WASHINGTON - Dozens of human rights activists marked the eighth anniversary of the opening of the Guantanamo Bay prison for detainees by protesting by the White House on Monday.
Members of Witness Against Torture, which is calling on President Barack Obama to follow through with his pledge to close the U.S. prison in Cuba, then marched to downtown Washington. The group also opposes holding prisoners without charge or trial within the United States.
Half of the approximately 40 demonstrators wore orange jumpsuits with black hoods over their heads as they marched with their hands behind their backs from the White House through downtown Washington.
They announced plans for a 12-day fast that will end on Jan. 22 - the original closing date for the prison ordered by Obama. But the government is still working to refurbish a prison in Illinois to hold some prisoners, put others on trial and send some abroad.
Organizers said there are more than 50 people who will fast in Washington, with others also participating across the country.
Art Laffin, 55, who lives in Washington, said he plans to fast the next 12 days, taking only liquids, to highlight how serious the issue is.
"It's a very small act to take," he said. "The situation there is very serious."
He said it's important that detainees in Guantanamo and the U.S. prison in Bagram, Afghanistan "know they are not forgotten and there are people in this country who deeply, deeply care about their plight."
The group says Obama's administration has upheld former President George W. Bush's anti-terrorism policies.
Republicans and some Democrats have strongly opposed moving terror suspects to U.S. soil, citing security fears. A classified Pentagon report said one in five terror suspects released from Guantanamo has returned to the fight.
Under Obama, some detainees have been transferred to other countries, but he has suspended the transfer of detainees to Yemen.
About 200 detainees remain at the prison. Obama last week reiterated his vow to eventually close it.
Pardiss Kebriaei, an attorney with the Center for Constitutional Rights, which represents many detainees, said at the rally that she has to go to Guantanamo next month to visit a client. She said she doesn't know what to tell him about why he's still in prison.
Kebriaei said there was "a lot of hope" among detainees when Obama was elected, but they remain in custody. She also said the vast majority who are released do not join terror groups, as some claim, and instead are seeking to rebuild their lives.
The center says 130 men held in Guantanamo have been cleared for release but remain illegally detained. At a news conference, Omar Deghayes, a former detainee who was released from Guantanamo in 2007 and now lives in London, appeared via video and said he has started a group to help former detainees adjust to outside life, such as helping them with their education.
Lakhdar Boumediene, who was released in May and now lives in France, said by phone at the event that the United States "made no charge against me" and has not apologized for what he went through.

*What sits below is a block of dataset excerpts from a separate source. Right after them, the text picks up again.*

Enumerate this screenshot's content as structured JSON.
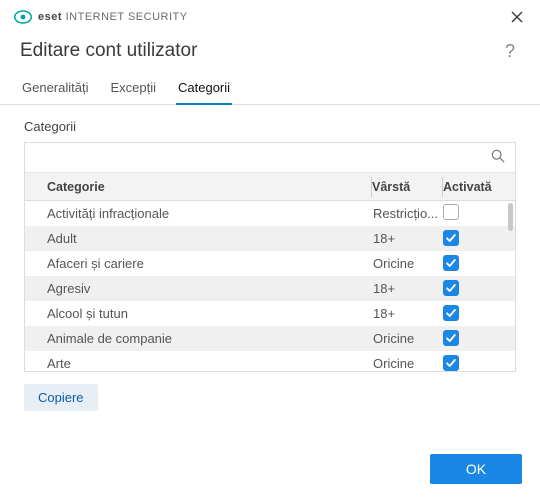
{
  "app": {
    "brand": "eset",
    "product": "INTERNET SECURITY"
  },
  "header": {
    "title": "Editare cont utilizator"
  },
  "tabs": [
    {
      "label": "Generalități",
      "active": false
    },
    {
      "label": "Excepții",
      "active": false
    },
    {
      "label": "Categorii",
      "active": true
    }
  ],
  "section": {
    "label": "Categorii"
  },
  "table": {
    "search_placeholder": "",
    "columns": {
      "category": "Categorie",
      "age": "Vârstă",
      "enabled": "Activată"
    },
    "rows": [
      {
        "category": "Activități infracționale",
        "age": "Restricțio...",
        "enabled": false
      },
      {
        "category": "Adult",
        "age": "18+",
        "enabled": true
      },
      {
        "category": "Afaceri și cariere",
        "age": "Oricine",
        "enabled": true
      },
      {
        "category": "Agresiv",
        "age": "18+",
        "enabled": true
      },
      {
        "category": "Alcool și tutun",
        "age": "18+",
        "enabled": true
      },
      {
        "category": "Animale de companie",
        "age": "Oricine",
        "enabled": true
      },
      {
        "category": "Arte",
        "age": "Oricine",
        "enabled": true
      }
    ]
  },
  "buttons": {
    "copy": "Copiere",
    "ok": "OK"
  }
}
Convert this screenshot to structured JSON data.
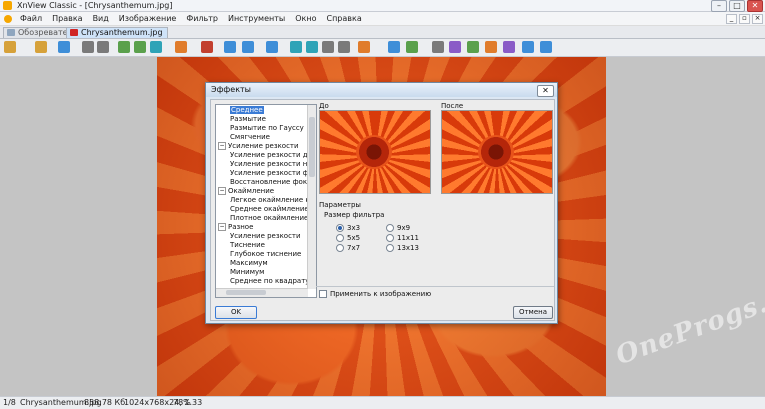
{
  "window": {
    "title": "XnView Classic - [Chrysanthemum.jpg]",
    "min_label": "–",
    "max_label": "□",
    "close_label": "✕"
  },
  "menu": {
    "items": [
      "Файл",
      "Правка",
      "Вид",
      "Изображение",
      "Фильтр",
      "Инструменты",
      "Окно",
      "Справка"
    ],
    "mdi": [
      "_",
      "▫",
      "×"
    ]
  },
  "tabs": [
    {
      "label": "Обозреватель"
    },
    {
      "label": "Chrysanthemum.jpg"
    }
  ],
  "dialog": {
    "title": "Эффекты",
    "close_label": "✕",
    "tree": [
      {
        "label": "Среднее",
        "indent": 2,
        "selected": true
      },
      {
        "label": "Размытие",
        "indent": 2
      },
      {
        "label": "Размытие по Гауссу",
        "indent": 2
      },
      {
        "label": "Смягчение",
        "indent": 2
      },
      {
        "label": "Усиление резкости",
        "indent": 1,
        "expander": "−"
      },
      {
        "label": "Усиление резкости де",
        "indent": 2
      },
      {
        "label": "Усиление резкости на",
        "indent": 2
      },
      {
        "label": "Усиление резкости фо",
        "indent": 2
      },
      {
        "label": "Восстановление фоку",
        "indent": 2
      },
      {
        "label": "Окаймление",
        "indent": 1,
        "expander": "−"
      },
      {
        "label": "Легкое окаймление кр",
        "indent": 2
      },
      {
        "label": "Среднее окаймление к",
        "indent": 2
      },
      {
        "label": "Плотное окаймление к",
        "indent": 2
      },
      {
        "label": "Разное",
        "indent": 1,
        "expander": "−"
      },
      {
        "label": "Усиление резкости",
        "indent": 2
      },
      {
        "label": "Тиснение",
        "indent": 2
      },
      {
        "label": "Глубокое тиснение",
        "indent": 2
      },
      {
        "label": "Максимум",
        "indent": 2
      },
      {
        "label": "Минимум",
        "indent": 2
      },
      {
        "label": "Среднее по квадрату",
        "indent": 2
      }
    ],
    "before_label": "До",
    "after_label": "После",
    "params_label": "Параметры",
    "filter_size_label": "Размер фильтра",
    "sizes": [
      {
        "label": "3x3",
        "checked": true
      },
      {
        "label": "9x9",
        "checked": false
      },
      {
        "label": "5x5",
        "checked": false
      },
      {
        "label": "11x11",
        "checked": false
      },
      {
        "label": "7x7",
        "checked": false
      },
      {
        "label": "13x13",
        "checked": false
      }
    ],
    "apply_label": "Применить к изображению",
    "ok_label": "OK",
    "cancel_label": "Отмена"
  },
  "status": {
    "page": "1/8",
    "filename": "Chrysanthemum.jpg",
    "size": "858.78 Кб",
    "dims": "1024x768x24, 1.33",
    "zoom": "78%"
  },
  "watermark": "OneProgs.ru"
}
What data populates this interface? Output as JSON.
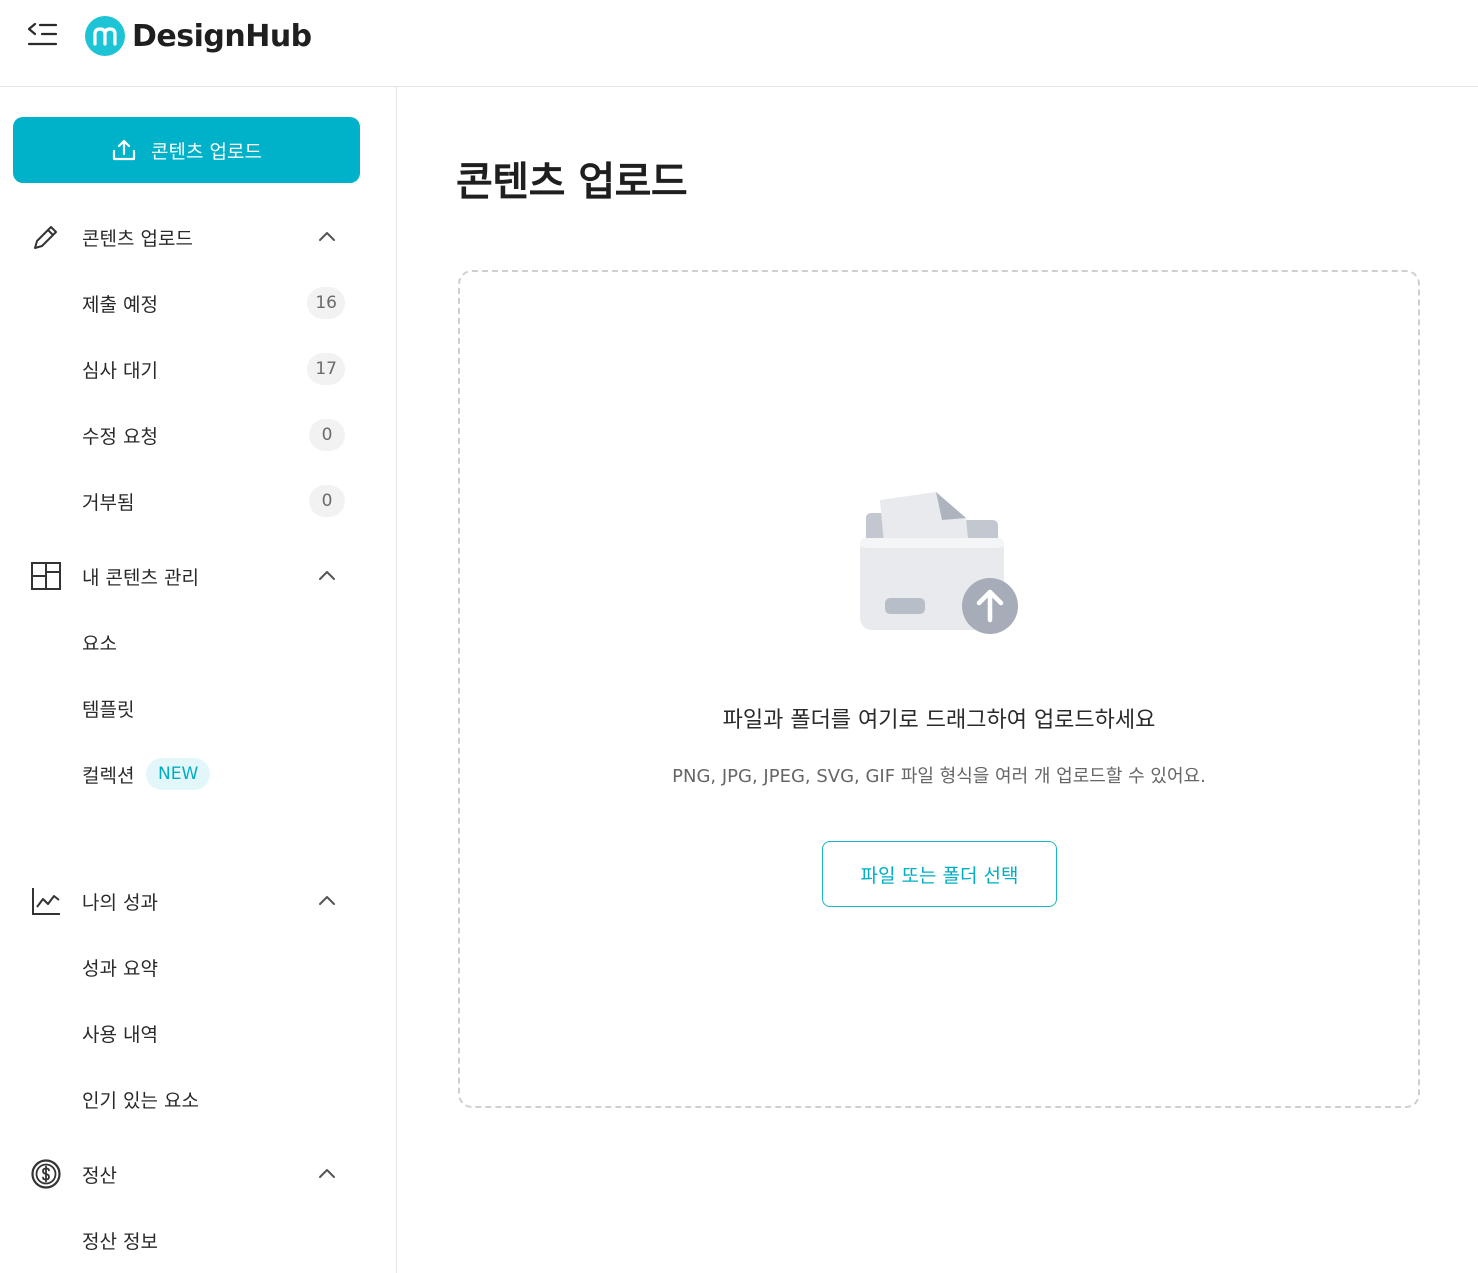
{
  "header": {
    "logo_text": "DesignHub"
  },
  "sidebar": {
    "upload_button_label": "콘텐츠 업로드",
    "sections": [
      {
        "label": "콘텐츠 업로드",
        "icon": "pencil-icon",
        "items": [
          {
            "label": "제출 예정",
            "count": "16"
          },
          {
            "label": "심사 대기",
            "count": "17"
          },
          {
            "label": "수정 요청",
            "count": "0"
          },
          {
            "label": "거부됨",
            "count": "0"
          }
        ]
      },
      {
        "label": "내 콘텐츠 관리",
        "icon": "layout-grid-icon",
        "items": [
          {
            "label": "요소"
          },
          {
            "label": "템플릿"
          },
          {
            "label": "컬렉션",
            "badge": "NEW"
          }
        ]
      },
      {
        "label": "나의 성과",
        "icon": "line-chart-icon",
        "items": [
          {
            "label": "성과 요약"
          },
          {
            "label": "사용 내역"
          },
          {
            "label": "인기 있는 요소"
          }
        ]
      },
      {
        "label": "정산",
        "icon": "dollar-circle-icon",
        "items": [
          {
            "label": "정산 정보"
          }
        ]
      }
    ]
  },
  "main": {
    "title": "콘텐츠 업로드",
    "dropzone": {
      "heading": "파일과 폴더를 여기로 드래그하여 업로드하세요",
      "subtext": "PNG, JPG, JPEG, SVG, GIF 파일 형식을 여러 개 업로드할 수 있어요.",
      "button_label": "파일 또는 폴더 선택"
    }
  },
  "colors": {
    "accent": "#00b2c9",
    "logo": "#1cc4d6",
    "badge_bg": "#e3f7fa",
    "count_bg": "#f2f2f2",
    "border": "#e6e6e6"
  }
}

Boumediene's landmark 2008 Supreme Court case gave the Guantanamo detainees the right to challenge their imprisonment.
"Believe me, they tortured me," Boumediene said. "I can't forget ... I try to live my life again."
At the rally, organizer Frida Berrigan said they should have been celebrating the prison's closure.
"We're here in anger and in sadness," Berrigan said. "We're here to hold up a mirror to the Obama administration."
Joshua Brollier, 27, of Chicago, who wore an orange jumpsuit said as he began his fast Monday he put himself "mentally in the condition of people in much harsher conditions." He said he hopes the group's protest pressures the Obama administration to take action.
"I really hope that we can use our bodies here and our presence here to raise awareness about the greater issue and to wake up the American public to what's going on," Brollier said.